Pero la pandemia nos trajo algunos ejemplos claros que desnudan a las ideas preconcebidas y ventanean la fragilidad con la que se sostienen. Un caso ejemplar es el del teletrabajo: antes de la pandemia el trabajo en casa, aunque fuera uno o dos días de la semana, resultaba inaceptable para las empresas; se contaba con una batería de argumentos que lo descalificaban y en el ambiente laboral se le tomaba como un signo de debilidad y una falta de compromiso con la empresa. Todas las proporciones guardadas, se le percibía de manera similar a como muchos hombres perciben a las mujeres que se separan temporalmente del trabajo por razones de cuidado de enfermos o maternidad.

Pero llega la pandemia y el teletrabajo deja de ser la opción de los desapegados y los faltos de compromiso, se convierte en una necesidad para mantener a la empresa funcionando y que de paso (¡Oh, herejía!) mejora el bienestar del personal, lo hace sentir que recupera una parte que tenía perdida de sus vidas y eleva la productividad (debo confesar que en mi caso personal eso lo descubrí hace 20 años, los que llevo haciendo teletrabajo sin interrupción).

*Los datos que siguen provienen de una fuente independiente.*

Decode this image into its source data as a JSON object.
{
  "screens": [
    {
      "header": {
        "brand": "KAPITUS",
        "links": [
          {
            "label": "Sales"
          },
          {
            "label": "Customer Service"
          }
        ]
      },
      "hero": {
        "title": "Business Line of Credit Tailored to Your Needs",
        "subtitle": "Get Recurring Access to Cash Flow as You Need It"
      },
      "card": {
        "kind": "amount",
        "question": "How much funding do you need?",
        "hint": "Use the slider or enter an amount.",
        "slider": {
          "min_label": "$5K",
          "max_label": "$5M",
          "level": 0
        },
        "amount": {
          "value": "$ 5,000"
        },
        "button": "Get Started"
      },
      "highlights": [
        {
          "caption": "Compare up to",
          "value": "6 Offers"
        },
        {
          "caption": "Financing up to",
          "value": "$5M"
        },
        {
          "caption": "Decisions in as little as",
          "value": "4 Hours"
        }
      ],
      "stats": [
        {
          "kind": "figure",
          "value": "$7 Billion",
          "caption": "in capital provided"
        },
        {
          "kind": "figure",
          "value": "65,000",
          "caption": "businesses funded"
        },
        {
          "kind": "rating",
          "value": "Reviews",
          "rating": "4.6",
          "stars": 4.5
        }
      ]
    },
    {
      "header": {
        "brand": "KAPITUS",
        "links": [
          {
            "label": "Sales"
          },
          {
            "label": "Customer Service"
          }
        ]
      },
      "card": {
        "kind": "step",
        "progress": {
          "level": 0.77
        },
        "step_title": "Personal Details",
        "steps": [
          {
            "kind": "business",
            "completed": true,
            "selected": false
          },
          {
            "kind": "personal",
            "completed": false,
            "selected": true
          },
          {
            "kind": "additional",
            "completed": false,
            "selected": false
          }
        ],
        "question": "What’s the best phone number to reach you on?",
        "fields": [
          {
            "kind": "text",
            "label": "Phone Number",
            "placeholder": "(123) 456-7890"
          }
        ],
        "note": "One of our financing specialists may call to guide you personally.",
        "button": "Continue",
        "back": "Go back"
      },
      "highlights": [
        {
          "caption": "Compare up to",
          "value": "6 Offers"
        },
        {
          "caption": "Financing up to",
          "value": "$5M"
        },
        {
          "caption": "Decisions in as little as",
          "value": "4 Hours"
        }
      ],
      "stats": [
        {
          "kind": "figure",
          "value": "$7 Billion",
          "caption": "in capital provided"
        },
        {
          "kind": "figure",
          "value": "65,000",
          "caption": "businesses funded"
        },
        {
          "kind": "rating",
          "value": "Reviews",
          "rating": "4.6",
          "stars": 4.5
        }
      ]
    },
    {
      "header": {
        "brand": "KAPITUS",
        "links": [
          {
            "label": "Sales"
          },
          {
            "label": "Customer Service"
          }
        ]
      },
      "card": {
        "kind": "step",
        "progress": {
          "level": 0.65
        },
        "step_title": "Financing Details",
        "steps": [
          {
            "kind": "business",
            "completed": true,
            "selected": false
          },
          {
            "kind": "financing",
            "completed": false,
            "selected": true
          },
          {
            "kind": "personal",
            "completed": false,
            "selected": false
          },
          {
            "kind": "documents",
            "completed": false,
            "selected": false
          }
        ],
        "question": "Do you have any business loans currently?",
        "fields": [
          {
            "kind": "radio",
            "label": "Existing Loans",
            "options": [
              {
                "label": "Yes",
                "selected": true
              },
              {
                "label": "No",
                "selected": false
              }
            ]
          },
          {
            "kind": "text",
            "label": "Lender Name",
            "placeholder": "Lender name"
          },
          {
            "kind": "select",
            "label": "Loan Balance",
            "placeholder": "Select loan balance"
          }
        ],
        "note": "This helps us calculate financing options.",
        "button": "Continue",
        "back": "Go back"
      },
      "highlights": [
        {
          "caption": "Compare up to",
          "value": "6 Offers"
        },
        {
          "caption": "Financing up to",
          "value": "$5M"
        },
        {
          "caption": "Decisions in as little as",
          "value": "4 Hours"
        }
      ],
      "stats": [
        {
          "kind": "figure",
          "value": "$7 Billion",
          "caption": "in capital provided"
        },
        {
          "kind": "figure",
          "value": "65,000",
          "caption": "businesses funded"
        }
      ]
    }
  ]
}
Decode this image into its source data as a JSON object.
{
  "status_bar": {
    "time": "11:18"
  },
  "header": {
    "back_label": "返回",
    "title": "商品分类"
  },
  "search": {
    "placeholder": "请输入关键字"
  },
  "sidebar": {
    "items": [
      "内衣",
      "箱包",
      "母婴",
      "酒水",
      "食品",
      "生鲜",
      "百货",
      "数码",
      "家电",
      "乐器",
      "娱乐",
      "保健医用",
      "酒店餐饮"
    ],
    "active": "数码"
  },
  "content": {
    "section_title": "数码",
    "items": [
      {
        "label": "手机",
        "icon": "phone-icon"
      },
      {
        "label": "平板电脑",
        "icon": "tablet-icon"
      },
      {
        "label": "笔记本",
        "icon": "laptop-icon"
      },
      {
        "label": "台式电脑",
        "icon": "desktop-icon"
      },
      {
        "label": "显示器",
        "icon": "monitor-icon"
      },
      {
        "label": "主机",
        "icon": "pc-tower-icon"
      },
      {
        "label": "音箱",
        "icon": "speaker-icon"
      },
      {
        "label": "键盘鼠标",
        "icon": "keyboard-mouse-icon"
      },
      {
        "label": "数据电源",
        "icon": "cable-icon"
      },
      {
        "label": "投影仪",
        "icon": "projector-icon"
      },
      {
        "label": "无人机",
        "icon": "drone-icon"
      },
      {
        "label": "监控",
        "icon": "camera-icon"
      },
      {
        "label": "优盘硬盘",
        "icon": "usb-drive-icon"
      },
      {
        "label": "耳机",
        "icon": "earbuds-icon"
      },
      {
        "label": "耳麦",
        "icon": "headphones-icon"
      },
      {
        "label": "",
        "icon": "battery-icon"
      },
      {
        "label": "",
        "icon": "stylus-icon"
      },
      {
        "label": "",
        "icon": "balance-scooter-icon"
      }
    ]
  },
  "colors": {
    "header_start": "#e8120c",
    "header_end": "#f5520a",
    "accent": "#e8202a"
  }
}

A la fecha, una alta proporción de los empleados en muchos países se siguen resistiendo a los mandatos de las empresas para regresar a la oficina (sus razones tendrán) lo que ha forzado a los gurús del éxito empresarial a tragar algo de camote y a explicar que ahora sí, el nuevo modelo de eficiencia y productividad se llama trabajo híbrido.

Lo que quiero rescatar de este caso es que un fenómeno parecido se da en el tema de la planeación urbana. Los defensores del tipo de planeación vigente mantienen posturas equivalentes a las de los directivos que rechazaban el teletrabajo antes de la pandemia. Su resistencia al cambio está cimentada a partir de los usos aceptados y las costumbres establecidas, y cualquier alternativa que confronte estos preceptos suele ser descalificada a priori.

Pero las ciudades que tenemos, ineficientes en muchos sentidos y ambientalmente depredadoras, merecen la oportunidad de irse transformando para mejorar la vida de sus habitantes. El tema no es sencillo y son muchos los aspectos que hay que cambiar de raíz, por lo que ahora tomo sólo uno de los importantes: la zonificación de los usos del suelo. Esta idea de la aglutinación de los espacios de acuerdo a sus usos ha sido desde siempre un factor estructural para el derroche de todo tipo de recursos materiales, de suelo, de tiempo y de energía. También es un factor clave para castigar la productividad de las personas y organizaciones, y para mermar la competitividad urbana. Es un principio sacrosanto de los urbanistas que sin embargo mostró una faceta desconocida hasta antes de la pandemia: las personas más expuestas a los contagios durante los periodos de confinamiento fueron las que tuvieron que seguir realizando largos trayectos cotidianos entre su vivienda y los sitios en los que realizaban sus actividades cotidianas.

Este factor se suma ahora a muchas otras razones que se han esgrimido a lo largo de los años para modificar el esquema de la zonificación, que ha sido defendido a capa y espada por los urbanistas con el mismo ímpetu con el que los gurús de las empresas denostaban el teletrabajo antes de la pandemia.

Pero las pandemias seguirán apareciendo cíclicamente como lo han hecho a lo largo de la historia, aunque quizá con mayor frecuencia en este mundo ahora hiperconectado. Las ciudades deberían de jugar un papel más importante en la prevención y manejo de este tipo de fenómenos.